So far I've written primarily about film and television programs which frightened me as a child; naturally, as a prime consumer of comic books, I also have a few comic book examples.
When I was very young - before I even had an allowance - comic books were something which came into my home as presents, usually via my parents and sometimes as community property (ie, shared with my siblings). Occasionally I could convince my parents to purchase a comic book for me from a spinner rack. At the tender age of four, I had no conception of how far the comic book medium ranged in terms of content. The very idea that some comic books were not intended for me would have been unthinkable.
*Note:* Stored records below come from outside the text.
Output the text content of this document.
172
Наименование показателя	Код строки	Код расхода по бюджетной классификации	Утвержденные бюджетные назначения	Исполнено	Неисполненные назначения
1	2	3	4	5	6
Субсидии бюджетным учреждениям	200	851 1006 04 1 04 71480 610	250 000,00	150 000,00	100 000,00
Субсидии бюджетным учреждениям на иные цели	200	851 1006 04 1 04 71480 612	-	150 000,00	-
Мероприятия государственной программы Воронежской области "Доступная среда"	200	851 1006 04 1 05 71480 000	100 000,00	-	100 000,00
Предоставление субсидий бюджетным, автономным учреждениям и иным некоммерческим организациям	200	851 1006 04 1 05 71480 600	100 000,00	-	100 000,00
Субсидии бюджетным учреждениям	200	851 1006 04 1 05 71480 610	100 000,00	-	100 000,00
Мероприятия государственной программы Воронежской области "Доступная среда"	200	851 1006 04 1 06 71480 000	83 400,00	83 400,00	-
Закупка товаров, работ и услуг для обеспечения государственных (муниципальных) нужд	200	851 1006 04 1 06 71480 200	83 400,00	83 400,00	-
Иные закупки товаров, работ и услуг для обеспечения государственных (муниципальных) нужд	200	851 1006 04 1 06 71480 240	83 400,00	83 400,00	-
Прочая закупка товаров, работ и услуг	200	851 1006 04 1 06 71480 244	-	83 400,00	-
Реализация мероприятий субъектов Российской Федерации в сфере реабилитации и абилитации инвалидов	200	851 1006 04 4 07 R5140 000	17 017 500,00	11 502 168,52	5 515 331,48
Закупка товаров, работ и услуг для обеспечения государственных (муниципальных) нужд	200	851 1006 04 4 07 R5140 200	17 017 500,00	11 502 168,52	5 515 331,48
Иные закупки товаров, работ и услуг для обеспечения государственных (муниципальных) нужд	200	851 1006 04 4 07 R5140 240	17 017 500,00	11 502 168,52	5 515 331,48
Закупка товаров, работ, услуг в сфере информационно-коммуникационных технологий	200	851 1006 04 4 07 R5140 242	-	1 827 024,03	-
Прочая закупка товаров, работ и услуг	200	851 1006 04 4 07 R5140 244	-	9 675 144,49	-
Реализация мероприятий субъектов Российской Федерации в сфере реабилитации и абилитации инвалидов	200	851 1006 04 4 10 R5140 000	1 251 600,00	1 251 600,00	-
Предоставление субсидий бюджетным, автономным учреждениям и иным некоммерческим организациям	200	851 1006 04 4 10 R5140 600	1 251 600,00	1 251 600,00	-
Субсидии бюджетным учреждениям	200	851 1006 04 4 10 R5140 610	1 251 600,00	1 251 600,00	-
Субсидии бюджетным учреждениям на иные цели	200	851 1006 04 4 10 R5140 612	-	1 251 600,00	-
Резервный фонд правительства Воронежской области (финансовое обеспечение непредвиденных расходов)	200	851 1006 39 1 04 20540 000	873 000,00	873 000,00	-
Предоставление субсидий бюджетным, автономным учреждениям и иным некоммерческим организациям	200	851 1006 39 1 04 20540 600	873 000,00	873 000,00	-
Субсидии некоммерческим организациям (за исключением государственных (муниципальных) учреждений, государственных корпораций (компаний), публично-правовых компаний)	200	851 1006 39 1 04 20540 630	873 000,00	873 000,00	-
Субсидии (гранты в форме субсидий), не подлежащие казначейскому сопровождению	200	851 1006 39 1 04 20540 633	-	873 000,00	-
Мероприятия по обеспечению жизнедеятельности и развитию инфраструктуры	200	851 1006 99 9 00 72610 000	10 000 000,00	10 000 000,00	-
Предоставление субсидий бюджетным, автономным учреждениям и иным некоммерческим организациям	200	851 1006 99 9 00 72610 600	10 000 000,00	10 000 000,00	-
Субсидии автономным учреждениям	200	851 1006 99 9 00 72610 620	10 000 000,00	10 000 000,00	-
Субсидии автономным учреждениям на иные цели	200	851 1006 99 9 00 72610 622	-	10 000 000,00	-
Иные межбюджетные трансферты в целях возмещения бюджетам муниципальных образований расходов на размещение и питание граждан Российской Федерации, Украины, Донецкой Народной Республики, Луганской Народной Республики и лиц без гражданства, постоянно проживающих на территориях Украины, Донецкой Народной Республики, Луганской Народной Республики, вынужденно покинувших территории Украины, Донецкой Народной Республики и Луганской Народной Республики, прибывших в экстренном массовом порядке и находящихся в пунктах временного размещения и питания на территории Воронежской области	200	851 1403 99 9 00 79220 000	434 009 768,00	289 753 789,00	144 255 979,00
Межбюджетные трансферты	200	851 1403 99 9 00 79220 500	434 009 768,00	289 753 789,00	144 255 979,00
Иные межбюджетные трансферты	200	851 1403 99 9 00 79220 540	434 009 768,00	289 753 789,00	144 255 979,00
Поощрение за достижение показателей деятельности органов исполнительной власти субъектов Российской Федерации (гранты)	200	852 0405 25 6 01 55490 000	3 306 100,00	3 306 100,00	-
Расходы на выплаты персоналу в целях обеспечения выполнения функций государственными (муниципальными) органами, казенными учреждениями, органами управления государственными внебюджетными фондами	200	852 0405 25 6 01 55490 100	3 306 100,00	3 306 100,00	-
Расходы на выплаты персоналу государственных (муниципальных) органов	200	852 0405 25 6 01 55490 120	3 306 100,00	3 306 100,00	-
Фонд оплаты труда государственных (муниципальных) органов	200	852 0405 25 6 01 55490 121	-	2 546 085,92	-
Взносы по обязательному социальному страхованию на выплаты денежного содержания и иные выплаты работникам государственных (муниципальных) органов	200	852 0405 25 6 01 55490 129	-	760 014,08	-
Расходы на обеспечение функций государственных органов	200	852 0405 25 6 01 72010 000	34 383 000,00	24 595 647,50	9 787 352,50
My parents had a friend who was an avid reader of comic books but evidently not too interested in preserving his collection; when he was done with the books they became presents to my siblings and I. So it was that at age four I received a hefty stack of John Byrne's Fantastic Four and Chris Claremont's Uncanny X-Men. It included Uncanny X-Men #159.
My first few brushes with the X-Men were not favourable because the content somehow always seemed repellent. The only issues I seemed to receive were the ones with scary situations in them. And so it was that Uncanny X-Men #159 became my formal introduction to that kooky count from Transylvania, Dracula!
At the time, Dracula's long-running series Tomb of Dracula by Marv Wolfman & Gene Colan had ended. I'm not sure why Claremont felt the time was ripe to bring Dracula into the X-Men franchise, but he did - #159 was the first of two appearances the count made. I know that some of Claremont's earliest writing for Marvel Comics appeared in Giant-Size Dracula, but his take on the count seems at odds with Wolfman & Colan. Certainly, he became much more of a super-villain in this story, right down to his transformation into a hybrid man-bat thing (Man-Bat?). Dracula's attempts to woo Storm also fit into Claremont's frequent episodes where a kingly villain would try to make the poor woman their bride (see also: Doctor Doom, Arkon).
But that sequence where Dracula hypnotized Storm and prepared to transform her into his bride - that was chilling stuff. Sure, the X-Men won out in the end, but I think this comic was deliberately "lost" from my collection, probably at the hands of my dutifully concerned parents. Later at the age of twelve they would sit down with me to discuss their concern with the supernatural-themed comics I had been buying, but it didn't really stop me; yes, some comic books could upset me, but at times I wanted to be made upset.